Tanghal likened AI in 2023 to the internet in 1995 in terms of potential impact. She and Bishop are looking at AI companies that can improve diagnoses, speed up drug discovery and reduce repetitive tasks. However, the technology's capabilities can’t overshadow the potential harm, they said.
“When I'm looking at a company and evaluating their product, [I’m wondering] are they actually thinking about the bias of the datasets and how they're going to combat this,” Tanghal said. “And the more advanced companies are not just solving the easier problem…they are thinking about the next challenges of ensuring healthcare access is equitable. That is a harder problem to solve. It means you have to think about the data you are using.”

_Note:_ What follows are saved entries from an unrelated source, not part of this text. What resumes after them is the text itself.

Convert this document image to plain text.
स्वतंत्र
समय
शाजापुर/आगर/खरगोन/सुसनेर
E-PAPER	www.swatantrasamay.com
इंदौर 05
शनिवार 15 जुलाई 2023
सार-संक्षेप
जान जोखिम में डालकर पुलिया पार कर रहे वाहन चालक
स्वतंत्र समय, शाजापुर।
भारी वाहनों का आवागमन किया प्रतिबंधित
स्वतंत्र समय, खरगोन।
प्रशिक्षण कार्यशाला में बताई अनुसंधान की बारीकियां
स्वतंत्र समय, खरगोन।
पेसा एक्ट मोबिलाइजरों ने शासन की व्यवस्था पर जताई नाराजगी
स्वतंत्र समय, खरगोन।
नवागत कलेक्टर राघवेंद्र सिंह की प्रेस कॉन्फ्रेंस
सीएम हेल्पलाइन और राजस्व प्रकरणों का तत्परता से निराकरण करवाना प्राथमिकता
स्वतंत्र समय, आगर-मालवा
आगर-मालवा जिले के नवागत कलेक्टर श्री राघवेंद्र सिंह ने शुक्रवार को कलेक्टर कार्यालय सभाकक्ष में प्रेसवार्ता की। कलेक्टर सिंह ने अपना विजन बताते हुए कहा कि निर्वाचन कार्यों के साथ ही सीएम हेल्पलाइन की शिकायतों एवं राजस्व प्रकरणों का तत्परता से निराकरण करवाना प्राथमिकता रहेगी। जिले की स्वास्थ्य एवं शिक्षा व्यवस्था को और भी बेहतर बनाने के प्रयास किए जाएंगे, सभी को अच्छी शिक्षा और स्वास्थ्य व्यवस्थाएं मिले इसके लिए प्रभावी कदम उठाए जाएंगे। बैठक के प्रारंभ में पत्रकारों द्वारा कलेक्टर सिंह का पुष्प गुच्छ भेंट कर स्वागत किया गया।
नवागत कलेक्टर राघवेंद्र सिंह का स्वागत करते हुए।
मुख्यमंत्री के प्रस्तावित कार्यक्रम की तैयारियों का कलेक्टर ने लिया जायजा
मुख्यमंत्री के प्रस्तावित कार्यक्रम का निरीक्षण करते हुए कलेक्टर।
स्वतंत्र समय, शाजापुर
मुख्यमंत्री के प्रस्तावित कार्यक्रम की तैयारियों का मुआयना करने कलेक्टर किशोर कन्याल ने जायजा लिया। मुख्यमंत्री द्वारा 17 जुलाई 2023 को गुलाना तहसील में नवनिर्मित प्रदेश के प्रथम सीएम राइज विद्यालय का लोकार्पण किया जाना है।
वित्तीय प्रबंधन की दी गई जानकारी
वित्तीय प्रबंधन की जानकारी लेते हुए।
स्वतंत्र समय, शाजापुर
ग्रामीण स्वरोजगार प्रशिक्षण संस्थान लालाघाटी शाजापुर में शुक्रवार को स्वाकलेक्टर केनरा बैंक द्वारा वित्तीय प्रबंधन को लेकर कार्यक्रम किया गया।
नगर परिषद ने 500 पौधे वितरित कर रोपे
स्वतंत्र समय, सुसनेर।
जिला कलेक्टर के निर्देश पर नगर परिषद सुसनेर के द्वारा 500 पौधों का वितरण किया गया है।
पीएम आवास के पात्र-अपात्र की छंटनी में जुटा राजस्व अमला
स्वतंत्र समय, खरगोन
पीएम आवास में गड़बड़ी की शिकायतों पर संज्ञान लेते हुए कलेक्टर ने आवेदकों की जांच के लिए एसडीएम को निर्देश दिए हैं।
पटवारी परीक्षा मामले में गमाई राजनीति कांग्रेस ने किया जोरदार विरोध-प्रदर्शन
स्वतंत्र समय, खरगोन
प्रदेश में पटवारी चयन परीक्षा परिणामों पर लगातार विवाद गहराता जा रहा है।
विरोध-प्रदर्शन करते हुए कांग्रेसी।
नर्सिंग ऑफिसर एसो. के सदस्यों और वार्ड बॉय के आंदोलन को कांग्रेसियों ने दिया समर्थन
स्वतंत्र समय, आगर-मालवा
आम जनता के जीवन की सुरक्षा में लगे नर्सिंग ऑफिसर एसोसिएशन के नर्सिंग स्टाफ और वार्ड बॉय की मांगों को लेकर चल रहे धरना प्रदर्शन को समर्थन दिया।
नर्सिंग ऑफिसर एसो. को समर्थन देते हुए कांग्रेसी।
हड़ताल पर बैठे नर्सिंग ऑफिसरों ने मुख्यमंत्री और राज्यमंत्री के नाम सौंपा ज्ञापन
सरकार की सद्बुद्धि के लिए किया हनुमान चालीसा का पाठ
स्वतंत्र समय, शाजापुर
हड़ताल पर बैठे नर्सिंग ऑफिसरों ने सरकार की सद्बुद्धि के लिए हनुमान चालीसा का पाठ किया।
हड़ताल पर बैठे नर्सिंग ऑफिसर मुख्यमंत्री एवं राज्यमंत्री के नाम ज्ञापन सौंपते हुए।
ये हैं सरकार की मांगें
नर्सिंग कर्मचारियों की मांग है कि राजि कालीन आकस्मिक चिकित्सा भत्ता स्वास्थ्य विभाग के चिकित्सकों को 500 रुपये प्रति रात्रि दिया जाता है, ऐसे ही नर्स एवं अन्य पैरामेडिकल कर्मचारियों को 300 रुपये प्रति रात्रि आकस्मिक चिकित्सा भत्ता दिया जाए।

Another VC company, Material Impact, on Wednesday said it raised a $352 million fund, its third since its 2016 inception. The company has focused its initial healthcare investments on women’s health-focused companies.
For the latest fund, co-founder and managing partner Adam Sharkawy said the VC will invest in companies that increase access for underserved groups and gather more representative data for AI models.
“AI may help get us to a point where we can decentralize healthcare and increase access to those that currently don't have it. But we're basing it on data sets that exclude underrepresented groups,” Sharkawy said. “You can cause more harm than good if you start creating whole paradigms of treatments in healthcare that are based on data that is skewed and not representative.”
LRVHealth, a healthcare-focused VC company, closed a $200 million fund in May and partner Ellen Herlacher said it's looking to invest in companies using AI for improved operational efficiency, driving better clinical flow and transitioning providers to risk-based payment models.
For the latter, Herlacher said companies need to ensure their data models take social risks into account, particularly when it comes to patients on Medicaid.
“You can't take risks on these populations without taking health equity or social determinants of health issues into consideration because those ultimately determine clinical and financial outcomes,” Herlacher said.